Schon in "Aktion Störtebeker" habe ich beschrieben, dass das Nazi-Ruinengelände in Prora ein beliebter Wallfahrtsort für Rechtsextreme von außerhalb Rügens ist. Das muss leider bei allen Planungen von Veranstaltungen dort berücksichtigt werden. Und ob die besoffenen "Sieg Heil"-Schreier sich als Fans von Hansa Rostock tarnen oder organisierte Neofaschisten sind, ist für die von dieser Gewalt betroffenen ziemlich egal.


18.08.10

Kriegsspiele unter der Rügen-Brücke

Als ich mir den Plot für "Aktion Störtebeker" ausgedacht habe, musste ich irgendwie die Verbindung zwischen al-Kaida, Rügen und Störtebeker ziehen. Warum sollten islamistische Terroristen ausgerechnet im beschaulichen Mecklenburg-Vorpommern ihren Anschlag verüben wollen?

Seit ich heute einen Bericht der Nachrichtenagentur ddp über die Marinetechnikschule Stralsund gelesen habe, kenne ich einen Grund mehr. Denn dort ist zu lesen:

Mit 30 Knoten rast das Speedboot der Marine über den Strelasund. Klatschend setzt das auf und ab springende Hartschalenschlauchboot über das Wasser, ehe der Bootsführer abbremst und einen engen Kreis zum Hafen zieht. Sein Fahrlehrer ist zufrieden und weist die Besatzung zum nächsten Manöver an. ...
Die Führerscheinprüfung für die angehenden Kraftbootführer der mehr als 50 Kilometer pro Stunde schnellen Spezialboote gehöre seit einiger Zeit zum Ausbildungsprofil der Marinetechnikschule in Stralsund, sagt Oberleutnant zur See Steven Wernecke. Das Lehrprogramm schließe auch die Qualifizierung des Bordpersonals der Fregatten ein, die bei der Piratenabwehr vor der Küste von Somalia zum Einsatz kommen. .... Schon in wenigen Tagen wird der 38-Jährige selbst in Djibouti seinen Dienst im Rahmen der EU-Operation «Atalanta» antreten.....
Mit anderen Worten: Direkt unter der Rügen-Brücke werden junge Marine-Soldaten für ihre "Anti-Terroreinsätze" am Horn von Afrika und anderswo trainert.

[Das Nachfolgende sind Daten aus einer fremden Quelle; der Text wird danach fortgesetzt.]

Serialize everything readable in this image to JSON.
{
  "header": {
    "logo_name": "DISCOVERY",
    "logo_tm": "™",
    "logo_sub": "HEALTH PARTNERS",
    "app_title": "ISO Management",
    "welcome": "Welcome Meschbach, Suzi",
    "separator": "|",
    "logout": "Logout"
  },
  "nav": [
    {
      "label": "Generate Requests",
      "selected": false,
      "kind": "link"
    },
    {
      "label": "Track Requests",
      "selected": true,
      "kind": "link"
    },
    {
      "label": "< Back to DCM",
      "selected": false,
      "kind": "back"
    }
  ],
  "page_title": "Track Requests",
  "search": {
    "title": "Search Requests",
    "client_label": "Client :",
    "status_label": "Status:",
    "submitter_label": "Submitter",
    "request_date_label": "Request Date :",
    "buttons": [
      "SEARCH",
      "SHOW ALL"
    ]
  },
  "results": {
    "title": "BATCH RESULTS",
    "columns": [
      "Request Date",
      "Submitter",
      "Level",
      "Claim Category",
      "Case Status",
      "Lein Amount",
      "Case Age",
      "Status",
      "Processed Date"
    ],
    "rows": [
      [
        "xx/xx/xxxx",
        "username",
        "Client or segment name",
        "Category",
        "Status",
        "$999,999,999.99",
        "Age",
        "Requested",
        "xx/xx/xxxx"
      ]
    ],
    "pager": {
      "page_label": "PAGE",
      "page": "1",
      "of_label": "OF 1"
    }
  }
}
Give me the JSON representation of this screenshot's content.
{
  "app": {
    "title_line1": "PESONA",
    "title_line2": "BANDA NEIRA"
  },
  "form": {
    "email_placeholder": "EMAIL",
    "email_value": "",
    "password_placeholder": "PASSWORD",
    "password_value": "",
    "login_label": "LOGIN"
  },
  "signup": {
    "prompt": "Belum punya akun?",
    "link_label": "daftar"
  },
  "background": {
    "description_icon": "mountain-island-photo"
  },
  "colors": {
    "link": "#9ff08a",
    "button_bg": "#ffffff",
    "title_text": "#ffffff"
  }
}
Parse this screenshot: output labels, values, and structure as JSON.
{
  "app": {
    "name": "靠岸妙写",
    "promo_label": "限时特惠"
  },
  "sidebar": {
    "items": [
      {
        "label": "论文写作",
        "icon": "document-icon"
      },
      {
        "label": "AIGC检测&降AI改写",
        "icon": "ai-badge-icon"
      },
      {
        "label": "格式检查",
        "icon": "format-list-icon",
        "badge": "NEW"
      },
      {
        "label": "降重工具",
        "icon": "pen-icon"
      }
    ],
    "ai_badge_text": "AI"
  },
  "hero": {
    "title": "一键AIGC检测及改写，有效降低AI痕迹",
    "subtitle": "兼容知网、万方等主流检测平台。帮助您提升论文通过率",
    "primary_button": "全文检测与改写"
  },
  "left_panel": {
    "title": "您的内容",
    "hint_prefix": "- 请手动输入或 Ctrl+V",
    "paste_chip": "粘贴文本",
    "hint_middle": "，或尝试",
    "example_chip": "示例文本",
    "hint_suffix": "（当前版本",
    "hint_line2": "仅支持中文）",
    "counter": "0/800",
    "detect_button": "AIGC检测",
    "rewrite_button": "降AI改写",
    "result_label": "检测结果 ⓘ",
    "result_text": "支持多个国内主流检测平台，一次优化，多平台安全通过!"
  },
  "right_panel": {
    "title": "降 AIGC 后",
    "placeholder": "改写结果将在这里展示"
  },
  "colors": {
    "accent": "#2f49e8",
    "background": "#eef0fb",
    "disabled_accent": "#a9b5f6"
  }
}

Dass es dabei nicht um harmloses Bootsfahren geht, zeigt der ddp-Bericht auch: 
Mit einem Kaliber von 127 Millimetern und Reichweiten von über 20 Kilometern könne die Marine mit der hochpräzisen Waffe auch Operationen an Land durch gezielten Beschuss unterstützen, betont Kommandeur Bernd-Peter Rahner. Mit den Aufträgen am Horn vor Afrika oder im Mittelmeer vor dem Libanon hätten sich auch die Einsatzzeiten der Schiffe verlängert ...
Womit wir dann wieder beim Politthriller "Aktion Störtebeker" sind. Denn so unwahrscheinlich ist es angesichts dieser Kriegsspiele vor Rügen dann gar nicht mehr, dass die bewaffnete Auseinandersetzung nicht nur weit weg von der Heimat stattfindet.